Dependently-typed languages, such as Coq or Idris, offer an ideal environment for embedding DSLs [38] , [34] in a unified framework enabling verification. Dependent types support the type-safe embedding of object languages and Coq's mixfix notation system enables reasonably idiomatic domain-specific concrete syntax. Coq's powerful abstraction facilities provide a flexible framework in which to not only implement and verify a range of domain-specific compilers [3] , but also to combine them, and reason about their combination.
Working with many DSLs optimizes the “horizontal” compositionality of systems, and favors reuse of building blocks, by contrast with the “vertical” composition of the traditional compiler pipeline, involving a stack of comparatively large intermediate languages that are harder to reuse the higher one goes. The idea of building compilers from reusable building blocks is a common one, of course. But the interface contracts of such blocks tend to be complex, so combinations are hard to get right. We believe that being able to write and verify formal specifications for the pieces will make it possible to know when components can be combined, and should help in designing good interfaces.

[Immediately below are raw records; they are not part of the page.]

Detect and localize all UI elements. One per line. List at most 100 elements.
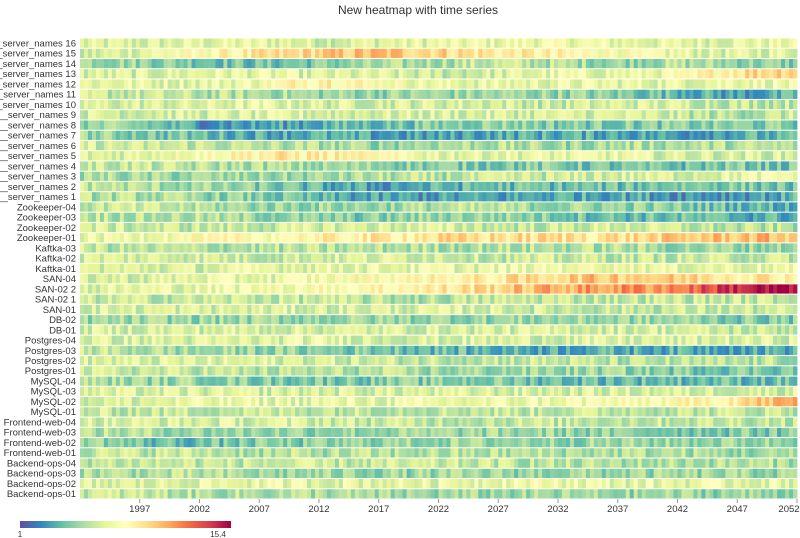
heatmap-cell (470, 315, 475, 325)
heatmap-cell (645, 161, 651, 171)
heatmap-cell (195, 315, 200, 325)
heatmap-cell (558, 212, 563, 222)
heatmap-cell (613, 212, 619, 222)
heatmap-cell (83, 274, 89, 284)
heatmap-cell (781, 202, 786, 212)
heatmap-cell (95, 48, 101, 58)
heatmap-cell (522, 243, 527, 253)
heatmap-cell (386, 284, 392, 294)
heatmap-cell (334, 99, 340, 110)
heatmap-cell (502, 294, 507, 304)
heatmap-cell (231, 110, 236, 120)
heatmap-cell (729, 294, 734, 304)
heatmap-cell (589, 140, 595, 151)
heatmap-cell (498, 79, 503, 89)
heatmap-cell (546, 110, 551, 120)
heatmap-cell (781, 89, 786, 99)
heatmap-cell (709, 140, 714, 151)
heatmap-cell (498, 48, 503, 58)
heatmap-cell (721, 151, 726, 161)
heatmap-cell (410, 89, 415, 99)
heatmap-cell (275, 243, 280, 253)
heatmap-cell (705, 99, 710, 110)
heatmap-cell (522, 99, 527, 110)
heatmap-cell (593, 89, 599, 99)
heatmap-cell (785, 253, 790, 263)
heatmap-cell (346, 263, 352, 274)
heatmap-cell (597, 79, 603, 89)
heatmap-cell (478, 38, 483, 48)
heatmap-cell (601, 253, 607, 263)
heatmap-cell (103, 212, 109, 222)
heatmap-cell (131, 99, 137, 110)
heatmap-cell (402, 315, 408, 325)
heatmap-cell (338, 222, 344, 233)
heatmap-cell (382, 38, 388, 48)
heatmap-cell (741, 89, 746, 99)
heatmap-cell (502, 263, 507, 274)
heatmap-cell (470, 48, 475, 58)
heatmap-cell (482, 192, 487, 202)
heatmap-cell (458, 130, 463, 140)
heatmap-cell (665, 253, 670, 263)
heatmap-cell (446, 222, 451, 233)
heatmap-cell (330, 263, 336, 274)
heatmap-cell (207, 89, 212, 99)
heatmap-cell (705, 202, 710, 212)
heatmap-cell (573, 140, 579, 151)
heatmap-cell (466, 151, 471, 161)
heatmap-cell (466, 181, 471, 192)
heatmap-cell (482, 130, 487, 140)
heatmap-cell (486, 120, 491, 130)
heatmap-cell (717, 89, 722, 99)
heatmap-cell (382, 294, 388, 304)
heatmap-cell (526, 140, 531, 151)
heatmap-cell (231, 140, 236, 151)
heatmap-cell (398, 99, 404, 110)
heatmap-cell (235, 263, 240, 274)
heatmap-cell (753, 99, 758, 110)
heatmap-cell (749, 38, 754, 48)
heatmap-cell (378, 202, 384, 212)
heatmap-cell (530, 89, 535, 99)
heatmap-cell (569, 120, 575, 130)
heatmap-cell (773, 38, 778, 48)
heatmap-cell (267, 130, 272, 140)
heatmap-cell (641, 89, 647, 99)
heatmap-cell (741, 181, 746, 192)
heatmap-cell (757, 274, 762, 284)
heatmap-cell (370, 38, 376, 48)
heatmap-cell (641, 274, 647, 284)
heatmap-cell (279, 222, 284, 233)
heatmap-cell (107, 315, 113, 325)
heatmap-cell (661, 202, 666, 212)
heatmap-cell (334, 274, 340, 284)
heatmap-cell (271, 171, 276, 181)
heatmap-cell (709, 48, 714, 58)
heatmap-cell (673, 202, 678, 212)
heatmap-cell (374, 284, 380, 294)
heatmap-cell (251, 161, 256, 171)
heatmap-cell (609, 192, 615, 202)
heatmap-cell (374, 222, 380, 233)
heatmap-cell (342, 38, 348, 48)
heatmap-cell (346, 253, 352, 263)
heatmap-cell (87, 263, 93, 274)
heatmap-cell (793, 69, 798, 79)
heatmap-cell (546, 161, 551, 171)
heatmap-cell (390, 130, 396, 140)
heatmap-cell (609, 274, 615, 284)
heatmap-cell (653, 89, 658, 99)
heatmap-cell (685, 284, 690, 294)
heatmap-cell (605, 181, 611, 192)
heatmap-cell (637, 58, 643, 69)
heatmap-cell (91, 192, 97, 202)
heatmap-cell (394, 253, 400, 263)
heatmap-cell (386, 263, 392, 274)
heatmap-cell (171, 304, 176, 315)
heatmap-cell (561, 284, 567, 294)
heatmap-cell (322, 69, 328, 79)
heatmap-cell (95, 171, 101, 181)
heatmap-cell (271, 69, 276, 79)
heatmap-cell (713, 151, 718, 161)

Furthermore, the fact that Coq is also a system for formalizing mathematics enables one to establish a close, formal connection between embedded DSLs and non-trivial domain-specific models. The possibility of developing software in a truly “model-driven” way is an exciting one. Following this methodology, we have implemented a certified compiler from regular expressions to x86 machine code [4] . Interestingly, our development crucially relied on an existing Coq formalization, due to Braibant and Pous, [35] of the theory of Kleene algebras.
While these individual experiments seem to converge toward embedding domain-specific languages in rich type theories, further experimental validation is required. Indeed, Barrelfish is an extremely small software compared to the Linux kernel. The challenge lies in scaling this methodology up to large software systems. Doing so calls for a unified platform enabling the development of a myriad of DSLs, supporting code reuse across DSLs as well as providing support for mechanically-verified proofs.